8 eCommerce Trends to Expect for the 2017 Holiday Season
Help your fraud team prepare for another wild holiday shopping season!
The holidays are only a few weeks away, and fraud teams are gearing up for yet another record-breaking season; sales forecasts call for a 10% to 16.6% volume increase over last year. To help fraud teams prepare for the order surge, we took a close look at last year’s holiday shopping and fraud patterns. Here’s what we found.
1) Black Friday order volume is 4-5 times higher than average.
But the rush isn’t limited to major shopping holidays–last year every day between November 15 and the end of December had well above average order volume.
Expect order surges – even during “off” days:
2) Every day of the holidays is safer than average.
It may not surprise merchants to hear that the holiday sales volume dilutes the number of fraud attacks, boosting approval rates. But even on interim days during this season you should be able to approve orders at (at least) a 2% higher rate than usual.
Riskified approval rates – 2016 Holidays:
3) The biggest purchases of the year come before Black Friday.
Although the number of orders on Black Friday is the highest of the year, the average dollar value of a purchase is actually much higher on the days preceding it–on the Wednesday before Black Friday the average cart value is over $400.
Cart value is highest the Wednesday before Black Friday:
4) Expect a surge in international orders before Black Friday.
One reason the Wednesday and Thursday before Black Friday have such pricey carts is that a high share of these orders are cross-border (38% and 35% respectively).

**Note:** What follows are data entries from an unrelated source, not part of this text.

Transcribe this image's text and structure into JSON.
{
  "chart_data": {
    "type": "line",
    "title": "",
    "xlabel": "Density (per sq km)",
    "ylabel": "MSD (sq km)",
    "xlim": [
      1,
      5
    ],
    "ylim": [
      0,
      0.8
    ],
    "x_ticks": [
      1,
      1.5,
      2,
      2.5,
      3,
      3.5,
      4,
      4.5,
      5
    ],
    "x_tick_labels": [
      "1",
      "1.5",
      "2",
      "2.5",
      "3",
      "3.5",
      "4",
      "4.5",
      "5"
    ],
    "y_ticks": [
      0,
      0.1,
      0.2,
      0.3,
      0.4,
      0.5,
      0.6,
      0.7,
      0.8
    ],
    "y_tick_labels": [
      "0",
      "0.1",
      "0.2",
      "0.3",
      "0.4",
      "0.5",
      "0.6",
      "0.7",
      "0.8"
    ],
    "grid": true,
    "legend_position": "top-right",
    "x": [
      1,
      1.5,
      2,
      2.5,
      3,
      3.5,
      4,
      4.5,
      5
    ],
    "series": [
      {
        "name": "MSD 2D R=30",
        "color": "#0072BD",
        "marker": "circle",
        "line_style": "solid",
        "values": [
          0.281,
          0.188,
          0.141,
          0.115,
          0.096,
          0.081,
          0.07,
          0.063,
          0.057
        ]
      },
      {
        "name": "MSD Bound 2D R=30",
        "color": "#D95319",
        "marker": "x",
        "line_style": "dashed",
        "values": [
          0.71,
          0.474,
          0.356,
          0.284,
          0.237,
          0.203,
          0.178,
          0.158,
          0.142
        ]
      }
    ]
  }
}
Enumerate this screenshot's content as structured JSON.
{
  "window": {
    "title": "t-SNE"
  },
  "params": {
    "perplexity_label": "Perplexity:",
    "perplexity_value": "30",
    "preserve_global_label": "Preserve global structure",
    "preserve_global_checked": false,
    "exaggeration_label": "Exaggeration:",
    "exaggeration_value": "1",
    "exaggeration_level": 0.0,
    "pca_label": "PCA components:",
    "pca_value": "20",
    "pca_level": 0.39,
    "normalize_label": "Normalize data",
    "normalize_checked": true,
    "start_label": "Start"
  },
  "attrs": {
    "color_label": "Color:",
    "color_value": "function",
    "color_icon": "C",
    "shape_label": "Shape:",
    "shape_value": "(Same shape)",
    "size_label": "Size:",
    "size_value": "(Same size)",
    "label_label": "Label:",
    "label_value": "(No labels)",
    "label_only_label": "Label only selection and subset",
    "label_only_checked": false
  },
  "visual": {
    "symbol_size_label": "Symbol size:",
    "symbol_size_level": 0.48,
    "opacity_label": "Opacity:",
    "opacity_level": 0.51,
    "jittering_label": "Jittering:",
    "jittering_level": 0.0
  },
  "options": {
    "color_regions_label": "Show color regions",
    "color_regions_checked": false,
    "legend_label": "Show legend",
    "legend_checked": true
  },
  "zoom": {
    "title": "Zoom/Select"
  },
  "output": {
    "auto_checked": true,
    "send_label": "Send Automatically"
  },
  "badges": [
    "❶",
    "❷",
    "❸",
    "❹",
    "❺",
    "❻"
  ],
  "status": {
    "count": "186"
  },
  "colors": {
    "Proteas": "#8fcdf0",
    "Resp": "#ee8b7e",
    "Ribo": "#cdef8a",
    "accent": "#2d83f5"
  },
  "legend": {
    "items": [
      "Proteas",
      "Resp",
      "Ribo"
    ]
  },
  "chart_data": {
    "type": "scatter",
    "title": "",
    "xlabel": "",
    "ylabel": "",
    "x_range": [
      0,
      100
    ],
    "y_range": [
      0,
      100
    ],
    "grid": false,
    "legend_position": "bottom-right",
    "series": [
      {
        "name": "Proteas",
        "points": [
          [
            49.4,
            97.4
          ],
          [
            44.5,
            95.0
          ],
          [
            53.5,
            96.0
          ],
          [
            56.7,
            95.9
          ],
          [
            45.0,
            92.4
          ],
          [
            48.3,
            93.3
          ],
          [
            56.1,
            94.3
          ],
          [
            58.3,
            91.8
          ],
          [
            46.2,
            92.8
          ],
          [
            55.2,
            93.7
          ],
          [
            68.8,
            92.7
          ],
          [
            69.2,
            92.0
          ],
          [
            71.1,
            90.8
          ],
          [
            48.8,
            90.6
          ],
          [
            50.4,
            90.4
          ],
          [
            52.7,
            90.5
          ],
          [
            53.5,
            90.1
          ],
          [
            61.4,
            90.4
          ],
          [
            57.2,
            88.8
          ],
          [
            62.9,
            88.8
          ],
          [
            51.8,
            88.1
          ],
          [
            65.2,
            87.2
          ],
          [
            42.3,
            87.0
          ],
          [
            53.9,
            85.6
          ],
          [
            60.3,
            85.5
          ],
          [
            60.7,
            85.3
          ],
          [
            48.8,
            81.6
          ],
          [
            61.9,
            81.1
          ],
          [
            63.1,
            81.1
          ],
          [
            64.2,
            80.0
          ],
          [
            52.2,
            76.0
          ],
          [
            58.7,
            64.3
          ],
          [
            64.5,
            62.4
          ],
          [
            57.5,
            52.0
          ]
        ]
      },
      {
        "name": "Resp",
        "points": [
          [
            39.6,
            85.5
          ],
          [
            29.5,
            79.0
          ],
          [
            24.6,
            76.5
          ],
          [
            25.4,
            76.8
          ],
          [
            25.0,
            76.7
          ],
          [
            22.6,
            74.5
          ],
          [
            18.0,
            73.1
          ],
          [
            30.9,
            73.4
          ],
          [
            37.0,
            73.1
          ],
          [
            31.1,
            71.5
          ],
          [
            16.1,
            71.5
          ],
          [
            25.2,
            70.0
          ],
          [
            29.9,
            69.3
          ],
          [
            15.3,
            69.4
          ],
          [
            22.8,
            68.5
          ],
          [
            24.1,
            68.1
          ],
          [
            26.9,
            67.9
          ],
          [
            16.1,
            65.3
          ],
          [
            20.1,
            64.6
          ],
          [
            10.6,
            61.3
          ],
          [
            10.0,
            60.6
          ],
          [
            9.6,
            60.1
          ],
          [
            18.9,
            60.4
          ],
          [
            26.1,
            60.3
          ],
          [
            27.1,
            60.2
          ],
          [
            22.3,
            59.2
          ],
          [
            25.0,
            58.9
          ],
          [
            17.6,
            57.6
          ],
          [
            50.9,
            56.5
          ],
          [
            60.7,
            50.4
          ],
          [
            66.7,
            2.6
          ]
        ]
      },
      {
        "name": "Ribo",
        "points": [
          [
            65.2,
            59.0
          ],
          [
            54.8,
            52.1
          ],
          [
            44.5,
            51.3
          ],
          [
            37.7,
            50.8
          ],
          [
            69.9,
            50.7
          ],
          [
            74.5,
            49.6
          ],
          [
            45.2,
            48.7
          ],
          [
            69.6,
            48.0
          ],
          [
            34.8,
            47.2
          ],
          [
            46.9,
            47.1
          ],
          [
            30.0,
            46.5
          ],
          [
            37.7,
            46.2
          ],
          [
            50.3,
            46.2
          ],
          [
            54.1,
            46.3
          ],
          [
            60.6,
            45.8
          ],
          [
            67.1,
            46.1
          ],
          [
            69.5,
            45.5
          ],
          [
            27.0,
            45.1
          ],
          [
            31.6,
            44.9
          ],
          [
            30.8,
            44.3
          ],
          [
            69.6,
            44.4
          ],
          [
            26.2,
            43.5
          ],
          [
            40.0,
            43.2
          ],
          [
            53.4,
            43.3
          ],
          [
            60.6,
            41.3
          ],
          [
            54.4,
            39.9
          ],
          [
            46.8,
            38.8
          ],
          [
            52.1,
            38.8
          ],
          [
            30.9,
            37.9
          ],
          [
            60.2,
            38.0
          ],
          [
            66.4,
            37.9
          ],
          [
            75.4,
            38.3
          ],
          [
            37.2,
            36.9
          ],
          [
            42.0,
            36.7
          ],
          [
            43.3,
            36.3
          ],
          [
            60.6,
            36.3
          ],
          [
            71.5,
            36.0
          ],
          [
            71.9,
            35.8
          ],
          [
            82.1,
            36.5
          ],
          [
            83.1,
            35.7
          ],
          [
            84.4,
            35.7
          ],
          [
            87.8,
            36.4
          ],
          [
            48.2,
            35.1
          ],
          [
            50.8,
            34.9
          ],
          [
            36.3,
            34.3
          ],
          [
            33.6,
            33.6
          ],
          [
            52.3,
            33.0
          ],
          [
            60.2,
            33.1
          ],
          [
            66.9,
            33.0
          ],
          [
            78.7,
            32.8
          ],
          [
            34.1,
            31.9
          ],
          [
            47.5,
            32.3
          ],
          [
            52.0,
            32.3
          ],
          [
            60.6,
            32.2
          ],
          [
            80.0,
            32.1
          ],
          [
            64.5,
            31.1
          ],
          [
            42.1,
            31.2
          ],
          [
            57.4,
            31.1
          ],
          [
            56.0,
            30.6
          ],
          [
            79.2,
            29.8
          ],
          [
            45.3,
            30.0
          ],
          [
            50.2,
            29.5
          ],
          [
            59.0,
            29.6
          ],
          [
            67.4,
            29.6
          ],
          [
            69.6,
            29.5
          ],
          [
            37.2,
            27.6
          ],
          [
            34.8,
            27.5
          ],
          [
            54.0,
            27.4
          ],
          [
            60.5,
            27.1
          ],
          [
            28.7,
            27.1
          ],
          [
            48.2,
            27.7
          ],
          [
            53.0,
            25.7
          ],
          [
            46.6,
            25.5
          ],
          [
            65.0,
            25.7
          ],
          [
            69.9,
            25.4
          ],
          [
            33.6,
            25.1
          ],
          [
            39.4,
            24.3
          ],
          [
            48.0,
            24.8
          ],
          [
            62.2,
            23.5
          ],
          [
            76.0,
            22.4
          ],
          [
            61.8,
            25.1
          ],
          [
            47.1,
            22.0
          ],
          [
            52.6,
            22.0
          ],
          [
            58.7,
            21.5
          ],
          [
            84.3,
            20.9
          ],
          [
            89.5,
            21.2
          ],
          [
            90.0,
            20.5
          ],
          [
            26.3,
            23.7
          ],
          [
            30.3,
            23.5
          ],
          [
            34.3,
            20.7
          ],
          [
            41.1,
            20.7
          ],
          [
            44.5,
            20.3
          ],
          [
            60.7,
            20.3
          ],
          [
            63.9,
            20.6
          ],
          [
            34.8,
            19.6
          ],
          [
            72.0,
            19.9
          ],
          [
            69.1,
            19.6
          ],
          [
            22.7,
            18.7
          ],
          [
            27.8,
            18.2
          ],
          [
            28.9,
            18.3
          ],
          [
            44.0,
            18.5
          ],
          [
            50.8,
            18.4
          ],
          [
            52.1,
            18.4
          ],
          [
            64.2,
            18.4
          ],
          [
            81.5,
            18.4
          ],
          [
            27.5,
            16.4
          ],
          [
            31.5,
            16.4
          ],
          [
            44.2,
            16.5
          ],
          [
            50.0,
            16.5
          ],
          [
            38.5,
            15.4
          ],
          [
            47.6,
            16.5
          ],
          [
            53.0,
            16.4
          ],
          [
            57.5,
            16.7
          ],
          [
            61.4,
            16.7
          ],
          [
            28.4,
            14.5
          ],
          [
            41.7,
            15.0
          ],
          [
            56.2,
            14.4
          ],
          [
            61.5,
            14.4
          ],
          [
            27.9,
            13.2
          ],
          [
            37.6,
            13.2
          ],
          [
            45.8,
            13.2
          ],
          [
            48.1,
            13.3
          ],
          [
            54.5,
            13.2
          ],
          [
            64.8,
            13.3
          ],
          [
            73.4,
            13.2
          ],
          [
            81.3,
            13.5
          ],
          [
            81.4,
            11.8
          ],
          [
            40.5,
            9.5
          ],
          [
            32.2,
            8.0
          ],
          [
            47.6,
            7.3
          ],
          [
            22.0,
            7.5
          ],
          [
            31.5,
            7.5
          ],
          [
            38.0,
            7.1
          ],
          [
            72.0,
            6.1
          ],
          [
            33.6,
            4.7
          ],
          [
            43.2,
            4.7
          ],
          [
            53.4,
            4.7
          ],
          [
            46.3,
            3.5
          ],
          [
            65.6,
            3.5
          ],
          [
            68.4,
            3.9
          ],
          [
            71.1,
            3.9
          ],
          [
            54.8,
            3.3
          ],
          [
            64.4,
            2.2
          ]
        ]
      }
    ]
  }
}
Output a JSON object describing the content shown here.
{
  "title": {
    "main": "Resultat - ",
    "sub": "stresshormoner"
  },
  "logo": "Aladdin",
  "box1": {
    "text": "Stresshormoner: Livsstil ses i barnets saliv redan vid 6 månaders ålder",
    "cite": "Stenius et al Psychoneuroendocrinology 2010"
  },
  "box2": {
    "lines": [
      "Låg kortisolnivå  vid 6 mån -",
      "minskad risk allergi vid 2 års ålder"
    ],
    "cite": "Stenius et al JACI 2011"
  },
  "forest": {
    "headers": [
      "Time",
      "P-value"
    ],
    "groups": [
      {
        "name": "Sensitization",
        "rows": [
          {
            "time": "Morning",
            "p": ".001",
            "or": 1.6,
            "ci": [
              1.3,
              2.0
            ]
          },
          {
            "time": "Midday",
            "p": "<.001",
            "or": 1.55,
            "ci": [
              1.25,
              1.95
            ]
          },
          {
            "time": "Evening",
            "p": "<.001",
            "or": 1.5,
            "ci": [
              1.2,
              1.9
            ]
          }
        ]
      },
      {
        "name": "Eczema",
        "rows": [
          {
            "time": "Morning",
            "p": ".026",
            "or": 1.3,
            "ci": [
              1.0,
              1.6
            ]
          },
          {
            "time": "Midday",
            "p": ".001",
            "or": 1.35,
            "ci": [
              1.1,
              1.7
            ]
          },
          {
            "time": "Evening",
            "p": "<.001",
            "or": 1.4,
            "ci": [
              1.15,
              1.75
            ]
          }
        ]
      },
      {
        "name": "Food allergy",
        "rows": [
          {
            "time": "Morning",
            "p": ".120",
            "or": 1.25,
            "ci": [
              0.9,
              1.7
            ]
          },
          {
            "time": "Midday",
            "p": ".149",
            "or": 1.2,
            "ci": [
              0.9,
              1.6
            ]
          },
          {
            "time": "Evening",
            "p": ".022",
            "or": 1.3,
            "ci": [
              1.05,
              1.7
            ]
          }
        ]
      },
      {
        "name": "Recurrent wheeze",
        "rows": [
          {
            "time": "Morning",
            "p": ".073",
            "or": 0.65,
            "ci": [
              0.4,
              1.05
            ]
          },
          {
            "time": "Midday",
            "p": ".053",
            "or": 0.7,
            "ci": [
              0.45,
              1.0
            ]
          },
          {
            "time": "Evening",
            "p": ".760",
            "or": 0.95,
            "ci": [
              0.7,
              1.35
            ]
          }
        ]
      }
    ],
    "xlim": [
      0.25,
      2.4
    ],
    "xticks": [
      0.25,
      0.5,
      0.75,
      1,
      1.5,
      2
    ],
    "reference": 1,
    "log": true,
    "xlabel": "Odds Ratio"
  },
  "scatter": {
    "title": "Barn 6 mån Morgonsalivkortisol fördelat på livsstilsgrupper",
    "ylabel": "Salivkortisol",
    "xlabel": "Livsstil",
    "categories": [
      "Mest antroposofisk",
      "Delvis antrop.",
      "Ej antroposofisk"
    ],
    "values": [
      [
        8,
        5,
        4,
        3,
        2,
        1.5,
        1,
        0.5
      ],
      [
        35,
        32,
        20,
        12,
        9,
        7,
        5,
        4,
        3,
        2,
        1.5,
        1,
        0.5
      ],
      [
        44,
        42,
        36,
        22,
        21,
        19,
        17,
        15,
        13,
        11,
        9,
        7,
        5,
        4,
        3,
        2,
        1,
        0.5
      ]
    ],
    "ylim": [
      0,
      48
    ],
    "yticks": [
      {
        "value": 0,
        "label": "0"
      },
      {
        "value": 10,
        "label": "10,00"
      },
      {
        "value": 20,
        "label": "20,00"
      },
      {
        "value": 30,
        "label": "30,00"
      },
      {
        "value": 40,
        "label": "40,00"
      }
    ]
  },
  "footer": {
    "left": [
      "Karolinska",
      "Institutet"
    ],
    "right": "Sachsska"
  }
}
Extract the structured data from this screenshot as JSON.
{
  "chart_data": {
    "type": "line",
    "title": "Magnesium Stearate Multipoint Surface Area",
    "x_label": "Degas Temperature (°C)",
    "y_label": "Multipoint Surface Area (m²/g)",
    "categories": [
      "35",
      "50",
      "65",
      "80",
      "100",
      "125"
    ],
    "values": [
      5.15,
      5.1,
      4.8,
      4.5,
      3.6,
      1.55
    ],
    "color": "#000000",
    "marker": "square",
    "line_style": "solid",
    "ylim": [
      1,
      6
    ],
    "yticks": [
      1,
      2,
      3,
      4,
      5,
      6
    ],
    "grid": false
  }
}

International orders placed in mid-November tend to be legitimate. To ensure you get the most out of this period make sure your fraud team is up to speed on global fraud trends, understands the legitimate reasons international shoppers use reshippers, and that you’re not automatically declining or flagging all cross-border orders.
Cross-border: safe before Black Friday, risky around Christmas
5) Customers shell out for expedited shipping over the holidays.
During the year, expedited shipping makes fraud more likely, since fraudsters don’t mind the additional expense as much as real cardholders. But it’s a totally expected behavior during the holidays. In fact, on the day before Christmas nearly 10% of orders have rushed shipping, and we easily approve 93% of these.
6) The night before Christmas is a scramble for digital gift cards.
People still seem to prefer giving and receiving physical gifts during the holidays, but last-minute shoppers are often left with no choice but to go digital. As you can see below, well over 30% of orders placed the day before Christmas are for digital goods.
The thing that’s tricky is that while digital orders are quite safe around both Black Friday and Christmas, they are risky in the period between. Proceed with caution.
Last-minute shoppers buy digital goods:
7) Holiday shoppers avoid “buy online, pickup in store”.
It’s not surprising that people prefer having their orders shipped rather than face the holiday crowds. But that doesn’t mean that you should be wary of all these orders–on New Year’s Eve in-store pickup is safer than it is year round. However, we do see unusually high fraud rates in these orders on the day before Christmas–likely because fraudsters try to take advantage of the hectic shopping environment.
8) The rate of mobile orders is 10% higher during the holidays.
Customers shop on their phones while browsing in physical stores in order to avoid crazy lines. Plus, people are often traveling during the holidays, and are more reliant on phones and tablets. During this period, it’s especially important that your fraud review systems are able to identify mobile orders and process them accordingly. As you can see, weekends have much higher mobile rates since people are away from their work computers.
Shoppers use mobile over the holidays – especially on the weekends:
Riskified wishes you a successful, fraud-free holiday season!